Analysis of cardiac differentiation at single cell resolution reveals a requirement of hypertrophic signaling for HOPX transcription

Friedman C1, Nguyen Q1, Lukowski S1, Chiu H1, Bar-Joseph Z5, Tam P4, Murry CE3, Ruohola Baker H3, Powell J2 and Palpant NJ1

  1. University of Queensland.
  2. Garvan Institute.
  3. University of Washington.
  4. University of Sydney.
  5. Carnegie Mellon University.

Differentiation into diverse cell lineages requires the orchestration of gene regulatory networks guiding diverse cell fate choices.

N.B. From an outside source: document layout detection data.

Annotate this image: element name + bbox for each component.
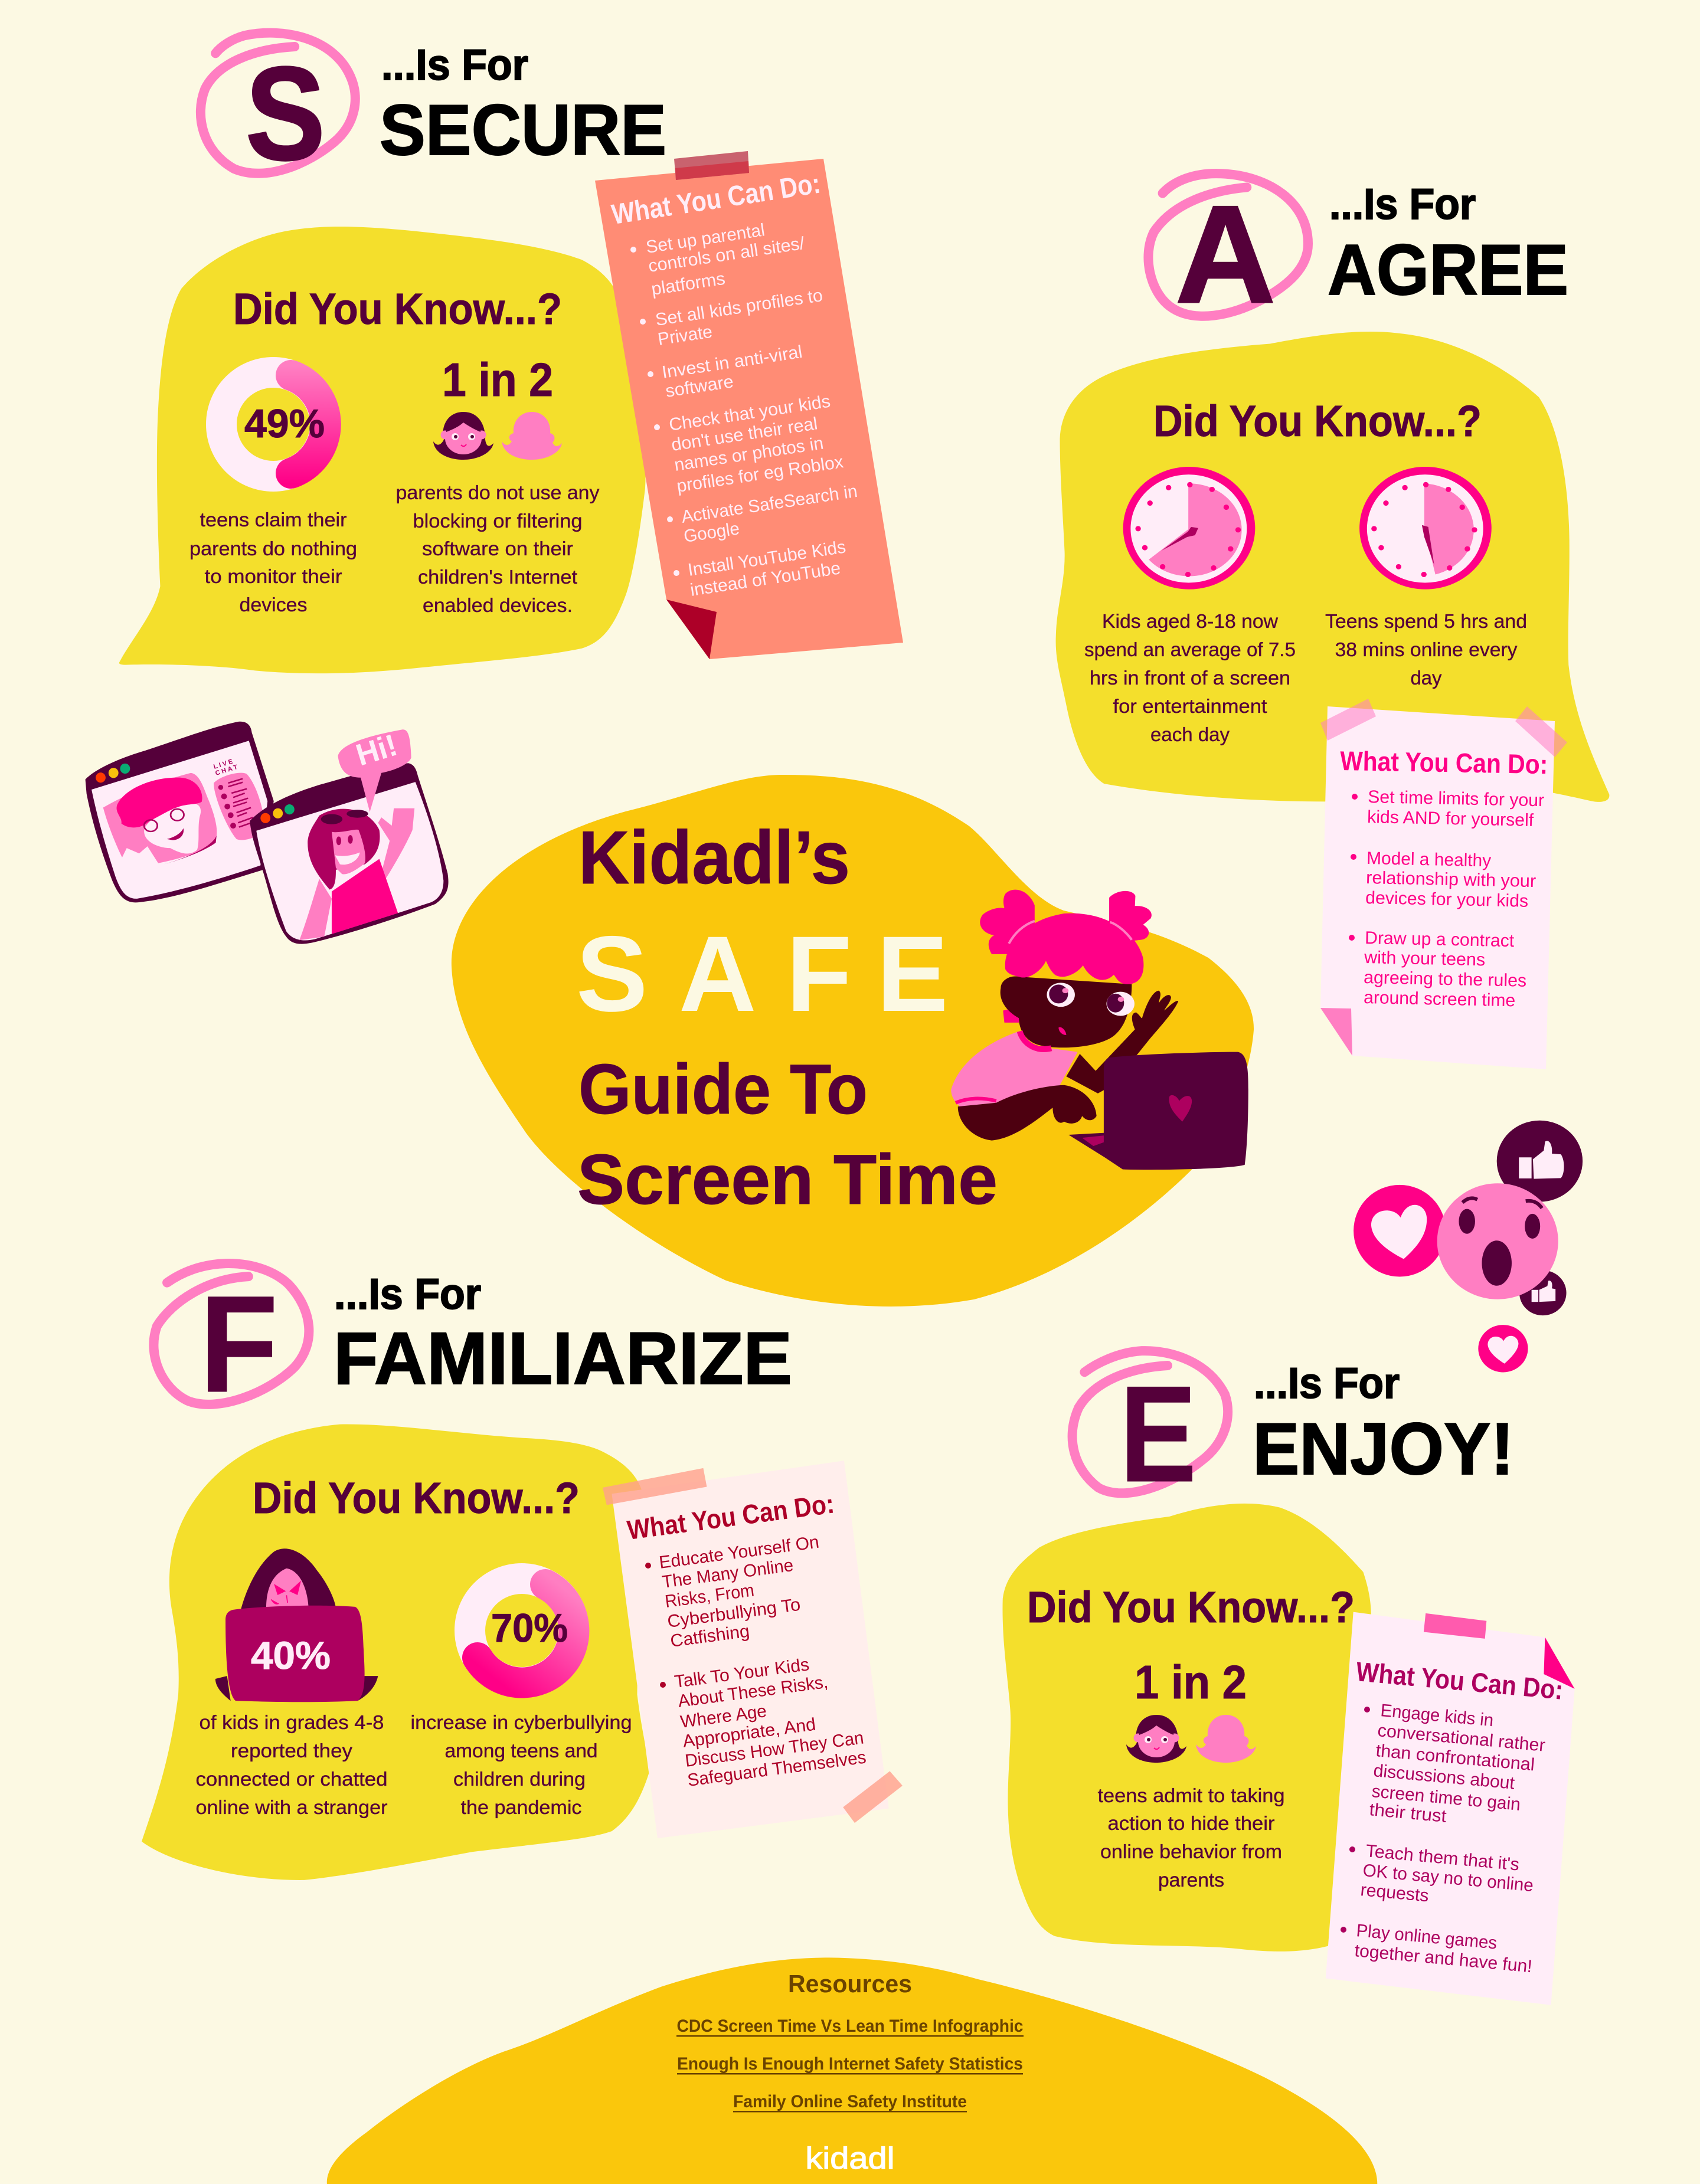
1 in 2 description: blocking or filtering	[413, 510, 582, 532]
note: what you can do (enjoy): screen time to gain	[1371, 1782, 1521, 1815]
did you know heading: Did You Know...?	[1153, 397, 1482, 446]
F heading large: FAMILIARIZE	[334, 1318, 792, 1400]
title blob with title	[0, 775, 1254, 1307]
note: what you can do (secure): names or photos in	[673, 434, 825, 475]
icon: hooded stranger with laptop	[215, 1548, 378, 1702]
note: what you can do (agree)	[1320, 699, 1567, 1069]
note: what you can do (agree): Set time limits for your	[1368, 787, 1544, 810]
1 in 2 description: software on their	[422, 538, 573, 559]
section: E is for Enjoy	[1002, 1351, 1575, 2005]
note: what you can do (secure): don't use their real	[670, 414, 819, 455]
note: what you can do (agree): agreeing to the rules	[1364, 968, 1526, 991]
clock 2 description: Teens spend 5 hrs and	[1325, 610, 1527, 632]
note: what you can do (secure): controls on all sites/	[647, 234, 806, 276]
icons: two faces	[1126, 1715, 1256, 1763]
note: what you can do (secure): profiles for eg Roblox	[675, 452, 845, 496]
note: what you can do (familiarize): Educate Yourself On	[658, 1533, 820, 1573]
S letter badge	[201, 33, 355, 188]
E letter badge	[1073, 1351, 1228, 1511]
note: what you can do (secure): Set up parental	[645, 220, 766, 257]
note: what you can do (agree): with your teens	[1364, 948, 1485, 970]
1 in 2 stat: 1 in 2	[442, 353, 553, 406]
illustration: reaction icons	[1354, 1121, 1583, 1372]
note: what you can do (enjoy): Teach them that it's	[1365, 1841, 1520, 1875]
F speech bubble	[142, 1424, 649, 1880]
donut chart 49%	[221, 372, 326, 476]
illustration: video chat windows	[86, 722, 449, 944]
49% description: to monitor their	[204, 565, 342, 587]
resource link 1: CDC Screen Time Vs Lean Time Infographic	[676, 2016, 1024, 2036]
E heading small: ...Is For	[1254, 1360, 1400, 1407]
live chat label: LIVE	[212, 758, 236, 771]
note: what you can do (secure): Install YouTube Kids	[686, 537, 847, 580]
note: what you can do (enjoy): discussions about	[1372, 1761, 1516, 1793]
donut chart 49%: 49%	[244, 401, 325, 446]
clock 2 description: 38 mins online every	[1335, 638, 1518, 660]
note: what you can do (familiarize): Talk To Your Kids	[674, 1655, 810, 1692]
note: what you can do (enjoy)	[1326, 1612, 1575, 2005]
note: what you can do (enjoy): their trust	[1368, 1800, 1448, 1826]
A heading small: ...Is For	[1329, 181, 1476, 228]
did you know heading: Did You Know...?	[233, 284, 562, 333]
1 in 2 description	[395, 482, 600, 616]
note: what you can do (familiarize): The Many Online	[661, 1556, 795, 1592]
note: what you can do (secure): Google	[682, 519, 741, 546]
1 in 2 description: action to hide their	[1107, 1812, 1275, 1834]
clock 1 description	[1084, 610, 1296, 745]
note: what you can do (familiarize): What You Can Do:	[626, 1488, 836, 1546]
1 in 2 description: parents do not use any	[395, 482, 600, 503]
title line: SAFE: S A F E	[0, 913, 948, 1034]
note: what you can do (familiarize): Risks, From	[664, 1580, 756, 1612]
S heading large: SECURE	[380, 90, 666, 170]
resource link 3: Family Online Safety Institute	[733, 2092, 967, 2111]
panel: resources footer	[327, 1957, 1377, 2184]
49% description	[189, 509, 357, 615]
title line: Kidadl's: Kidadl’s	[578, 816, 850, 899]
70% description: among teens and	[445, 1740, 597, 1761]
did you know heading: Did You Know...?	[1027, 1583, 1355, 1632]
title line: Screen Time: Screen Time	[577, 1140, 998, 1219]
note: what you can do (agree): Draw up a contract	[1365, 928, 1515, 951]
resources heading: Resources	[788, 1970, 912, 1998]
note: what you can do (agree): kids AND for yourself	[1367, 807, 1534, 830]
note: what you can do (secure): software	[664, 372, 735, 401]
note: what you can do (enjoy): Play online games	[1355, 1921, 1498, 1953]
live chat label second line: CHAT	[214, 763, 240, 777]
section: A is for Agree	[1056, 173, 1609, 1069]
70% description: the pandemic	[460, 1796, 582, 1818]
icons: two faces	[433, 412, 562, 460]
note: what you can do (agree): relationship with your	[1366, 868, 1536, 891]
donut chart 70%	[470, 1579, 574, 1683]
note: what you can do (secure): Check that your kids	[668, 391, 832, 435]
note: what you can do (agree): Model a healthy	[1366, 849, 1491, 870]
note: what you can do (secure): Activate SafeSearch in	[680, 482, 859, 527]
clock 5 hours 38 minutes	[1359, 467, 1492, 590]
donut chart 70%: 70%	[491, 1606, 568, 1651]
S speech bubble	[119, 227, 646, 673]
did you know heading: Did You Know...?	[253, 1474, 580, 1522]
1 in 2 description: parents	[1158, 1869, 1224, 1891]
note: what you can do (familiarize): Where Age	[679, 1701, 768, 1732]
note: what you can do (enjoy): Engage kids in	[1379, 1701, 1495, 1730]
S letter badge: S	[246, 39, 325, 188]
note: what you can do (agree): devices for your kids	[1365, 888, 1528, 911]
note: what you can do (secure): What You Can Do:	[610, 168, 823, 231]
40% description: of kids in grades 4-8	[200, 1711, 384, 1733]
A heading large: AGREE	[1328, 230, 1568, 310]
clock 1 description: hrs in front of a screen	[1090, 667, 1290, 689]
note: what you can do (familiarize): Catfishing	[669, 1622, 751, 1651]
section: S is for Secure	[119, 33, 903, 673]
40% description	[196, 1711, 388, 1818]
1 in 2 description: teens admit to taking	[1098, 1784, 1284, 1806]
1 in 2 description	[1098, 1784, 1284, 1891]
S heading small: ...Is For	[381, 41, 528, 89]
note: what you can do (familiarize): Cyberbullying To	[666, 1595, 802, 1632]
F letter badge	[153, 1263, 309, 1421]
speech bubble text: Hi!	[352, 728, 401, 772]
resource link 2: Enough Is Enough Internet Safety Statistics	[677, 2054, 1023, 2074]
icon: hooded stranger with laptop: 40%	[251, 1633, 331, 1677]
70% description	[411, 1711, 632, 1818]
clock 1 description: Kids aged 8-18 now	[1102, 610, 1278, 632]
note: what you can do (enjoy): OK to say no to online	[1362, 1861, 1534, 1895]
note: what you can do (agree): around screen time	[1364, 988, 1515, 1010]
note: what you can do (familiarize): Safeguard Themselves	[686, 1747, 867, 1790]
49% description: parents do nothing	[189, 538, 357, 559]
F heading small: ...Is For	[334, 1271, 481, 1318]
note: what you can do (enjoy): together and have fun!	[1354, 1941, 1533, 1976]
clock 2 description: day	[1411, 667, 1442, 689]
clock 7.5 hours	[1123, 467, 1255, 590]
F letter badge: F	[200, 1268, 278, 1421]
note: what you can do (secure): platforms	[650, 269, 727, 299]
section: F is for Familiarize	[142, 1263, 903, 1880]
clock 2 description	[1325, 610, 1527, 689]
note: what you can do (enjoy): than confrontational	[1375, 1741, 1535, 1774]
note: what you can do (familiarize): Discuss How They Can	[684, 1728, 865, 1771]
clock 1 description: for entertainment	[1113, 695, 1267, 717]
49% description: devices	[240, 594, 307, 615]
note: what you can do (enjoy): requests	[1359, 1880, 1430, 1905]
A letter badge: A	[1175, 176, 1276, 332]
note: what you can do (enjoy): conversational rather	[1377, 1721, 1546, 1756]
note: what you can do (familiarize)	[603, 1461, 903, 1838]
1 in 2 description: enabled devices.	[423, 594, 573, 616]
70% description: increase in cyberbullying	[411, 1711, 632, 1733]
note: what you can do (secure): instead of YouTube	[689, 558, 842, 600]
A speech bubble	[1056, 332, 1609, 802]
70% description: children during	[453, 1768, 586, 1790]
clock 1 description: spend an average of 7.5	[1084, 638, 1296, 660]
note: what you can do (secure): Invest in anti-viral	[661, 342, 803, 382]
clock 1 description: each day	[1150, 723, 1230, 745]
E heading large: ENJOY!	[1253, 1409, 1514, 1490]
title line: Guide To: Guide To	[578, 1050, 868, 1129]
40% description: connected or chatted	[196, 1768, 387, 1790]
note: what you can do (secure)	[595, 151, 903, 659]
1 in 2 description: children's Internet	[418, 566, 577, 588]
note: what you can do (familiarize): Appropriate, And	[682, 1715, 817, 1751]
A letter badge	[1148, 173, 1308, 332]
note: what you can do (agree): What You Can Do:	[1340, 745, 1548, 780]
note: what you can do (secure): Set all kids profiles to	[654, 286, 824, 330]
49% description: teens claim their	[200, 509, 347, 531]
note: what you can do (secure): Private	[656, 322, 714, 349]
logo: kidadl: kidadl	[805, 2142, 895, 2176]
40% description: online with a stranger	[196, 1796, 388, 1818]
1 in 2 stat: 1 in 2	[1135, 1656, 1247, 1708]
40% description: reported they	[231, 1740, 353, 1761]
1 in 2 description: online behavior from	[1100, 1841, 1282, 1862]
note: what you can do (enjoy): What You Can Do:	[1355, 1656, 1564, 1705]
illustration: girl with laptop	[951, 890, 1248, 1170]
note: what you can do (familiarize): About These Risks,	[677, 1672, 829, 1711]
E speech bubble	[1002, 1504, 1371, 1951]
E letter badge: E	[1120, 1358, 1196, 1511]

Utilizing human pluripotent stem cells, we measured expression dynamics of 17,718 genes from 43,168 cells across five time points over a thirty day time-course of in vitro cardiac-directed differentiation. We used unsupervised clustering to identify transcriptional networks underlying lineage derivation of 15 subpopulations including mesoderm, definitive endoderm, vascular endothelium, cardiac precursors, and definitive cardiac fates including contractile cardiomyocytes and non-contractile derivatives. Utilizing customized machine learning algorithms, we analyzed scRNA-seq data to identify transcription factor regulatory networks linking the trajectory of subpopulations in vitro with cell types derived during cardiac development in vivo. We leveraged this data to study gene networks governing cardiomyocyte differentiation in vivo to advance translational applications of stem cells in disease modelling and therapies. Among a network of known genetic drivers of differentiation, we identified dysregulation of the non-DNA binding homeodomain protein, HOPX as a candidate cause for the immature state of in vitro derived cardiomyocytes. While HOPX is expressed in cardiac progenitor cells (CPC) in vivo, we show during in vitro differentiation that HOPX is expressed in only 16% of hPSC-derived cardiomyocytes. Using genetic models we determined the mechanisms underlying transcriptional regulation of HOPX. We show that HOPX is situated downstream from hypertrophic signaling, HOPX directly drives hypertrophic growth, and is required for expression of myofibrillar genes involved in cardiomyocyte maturation. Through genetic dissection underlying the HOPX transcriptional landscape, we show that the distal HOPX transcriptional start site is the primary regulatory driver of HOPX expression underlying hypertrophic stimulation. Taken together, we utilized single cell analysis of cardiac in vitro differentiation to identify mechanisms for activating gene networks in cardiac differentiation as they occur during in vivo heart development that enhance the utility of hPSCs for cardiac translational applications.